Affacciata alla finestra chiedeva aiuto, e altre finestre si aprirono, porte di casupole, la gente venne fuori armata di bastoni ma davanti al castello trovo' i soldati con le spade.
"Gente di Carini, aiutatemi..."
Il rumore della porta che cedeva, lo schianto, un grido acuto subito strozzato.

Lu primu colpu la donna cariu
l'appressu colpu la donna muriu

E poi piu' niente. L'uomo usci' dalla stanza, ripercorse il corridoio buio, attraverso' un piccolo cortile dove i resti di un'armatura sanguinavano ruggine in una pozzanghera.

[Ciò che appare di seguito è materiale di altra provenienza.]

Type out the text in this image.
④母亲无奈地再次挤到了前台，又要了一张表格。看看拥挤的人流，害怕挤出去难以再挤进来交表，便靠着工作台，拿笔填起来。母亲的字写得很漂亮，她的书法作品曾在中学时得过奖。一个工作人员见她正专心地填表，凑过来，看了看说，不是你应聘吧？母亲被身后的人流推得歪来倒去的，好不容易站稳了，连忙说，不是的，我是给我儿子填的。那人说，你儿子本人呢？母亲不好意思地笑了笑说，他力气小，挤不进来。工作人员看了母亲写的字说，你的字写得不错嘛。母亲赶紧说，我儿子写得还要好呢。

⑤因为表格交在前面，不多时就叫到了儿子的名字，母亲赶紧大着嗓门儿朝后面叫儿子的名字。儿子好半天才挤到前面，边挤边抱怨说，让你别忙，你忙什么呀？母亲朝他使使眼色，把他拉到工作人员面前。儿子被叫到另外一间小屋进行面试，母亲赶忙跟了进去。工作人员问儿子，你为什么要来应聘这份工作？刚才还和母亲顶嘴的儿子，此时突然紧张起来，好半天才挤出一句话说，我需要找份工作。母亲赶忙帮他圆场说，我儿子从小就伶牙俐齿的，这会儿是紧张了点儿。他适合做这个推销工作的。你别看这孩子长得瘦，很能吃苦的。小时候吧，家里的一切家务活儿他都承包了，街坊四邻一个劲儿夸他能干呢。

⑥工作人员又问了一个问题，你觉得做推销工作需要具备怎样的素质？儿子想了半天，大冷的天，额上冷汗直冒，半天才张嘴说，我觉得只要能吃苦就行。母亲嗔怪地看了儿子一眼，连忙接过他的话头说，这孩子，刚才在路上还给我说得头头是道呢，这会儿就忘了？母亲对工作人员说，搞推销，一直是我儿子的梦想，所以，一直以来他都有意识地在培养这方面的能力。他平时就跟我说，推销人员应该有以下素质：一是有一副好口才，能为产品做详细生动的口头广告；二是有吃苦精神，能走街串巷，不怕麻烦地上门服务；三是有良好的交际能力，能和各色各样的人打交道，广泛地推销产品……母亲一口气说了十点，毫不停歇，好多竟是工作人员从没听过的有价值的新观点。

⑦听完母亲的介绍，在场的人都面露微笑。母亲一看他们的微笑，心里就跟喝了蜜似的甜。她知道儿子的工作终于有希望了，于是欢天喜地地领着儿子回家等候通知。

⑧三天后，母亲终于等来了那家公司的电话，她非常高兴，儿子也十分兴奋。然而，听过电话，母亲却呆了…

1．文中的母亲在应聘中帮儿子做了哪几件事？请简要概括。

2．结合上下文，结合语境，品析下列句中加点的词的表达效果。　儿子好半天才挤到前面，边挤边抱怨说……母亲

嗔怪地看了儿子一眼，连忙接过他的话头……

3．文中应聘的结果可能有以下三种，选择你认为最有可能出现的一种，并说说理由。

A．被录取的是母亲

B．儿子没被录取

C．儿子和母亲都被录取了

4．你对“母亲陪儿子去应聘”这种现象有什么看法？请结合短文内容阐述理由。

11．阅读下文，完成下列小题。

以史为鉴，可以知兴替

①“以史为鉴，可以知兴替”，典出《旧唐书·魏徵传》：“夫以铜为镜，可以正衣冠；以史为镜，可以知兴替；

Ciumi, muntagni, arburi, cianciti
Pi la bella barunissa chi pirditi
Chianci Palermu, chianci Siracusa
A Carini c'e' lu luttu in ogni casa

Seduti davanti il porticciolo i pescatori cantavano per i villeggianti come avevano sentito fare ai cantastorie.
"Una notte" disse il piu' vecchio "c'era la luna, luna piena, e io ho visto la baronessa passeggiare sulla spiaggia. Era uscita dall'acqua e aveva i vestiti asciutti, e anche un ombrellino, il parasole."
Il Vecchio amava raccontare ma amava anche la bottiglia, si sapeva, e a quell'ora doveva averne scolate piu' di una. Tutti sapevano pero' che la storia della baronessa era una storia vera, esistevano ancora i documenti, e il castello, a pochi chilometri, nel borgo di Carini. La' era stata uccisa Laura Lanza, il 5 dicembre del 1563.
E l'assassinio non era mai stato punito, delitto d'onore, la figlia tradiva il marito, aveva spiegato il padre in tribunale.
I pescatori ora tacevano. C'era la luna, luna piena, e non sembrava impossibile che la baronessa potesse uscire dal mare e passeggiare sulla spiaggia.
Anche i villeggianti tacevano, qualcuno pensava alla madre della baronessa costretta a vivere accanto all'assassino di sua figlia.
Di lei nessuno aveva mai parlato, nemmeno i cantastorie.
Olga Foti

.INTRO DELL'AUTRICE.
In Italia l'abrogazione del delitto d'onore e' solo del 1981: 5 agosto 1981. La mala accoppiata delitto-onore ha resistito per secoli, e mariti-fratelli-padri padroni hanno potuto ammazzare sicuri della quasi completa impunita'.
Un passato che non passa, e i maschi di famiglia si arrogano ancora il diritto di decidere come devono vivere le "loro" donne e di punirle. Una globale sottocultura che si perpetua e aggiunge ai delitti di ieri quelli di oggi: la ragazza pachistana uccisa dal padre, la donna di Messina accoltellata dal fratello, mogli ed ex mogli, fidanzate ed ex fidanzate ammazzate quasi giornalmente.
Certo questa sottocultura tanti assurdi parrucconi della Corte di Cassazione l'hanno ben alimentata affermando, in barba alla Costituzione che sancisce la parita' fra i due sessi, che l'adulterio della moglie e' ben piu' grave di quello del marito (1961), che "le botte maritali non raffigurano maltrattamenti" (1996), per non parlare della jus corrigendi che regna fino all'approvazione del Nuovo diritto di famiglia (1975).
Gli stessi assurdi parrucconi, o i loro figliolini, ancora oggi assolvono stupratori in nome della verginita' o dei jeans. Ma, per fortuna, tutto il mondo ride di loro.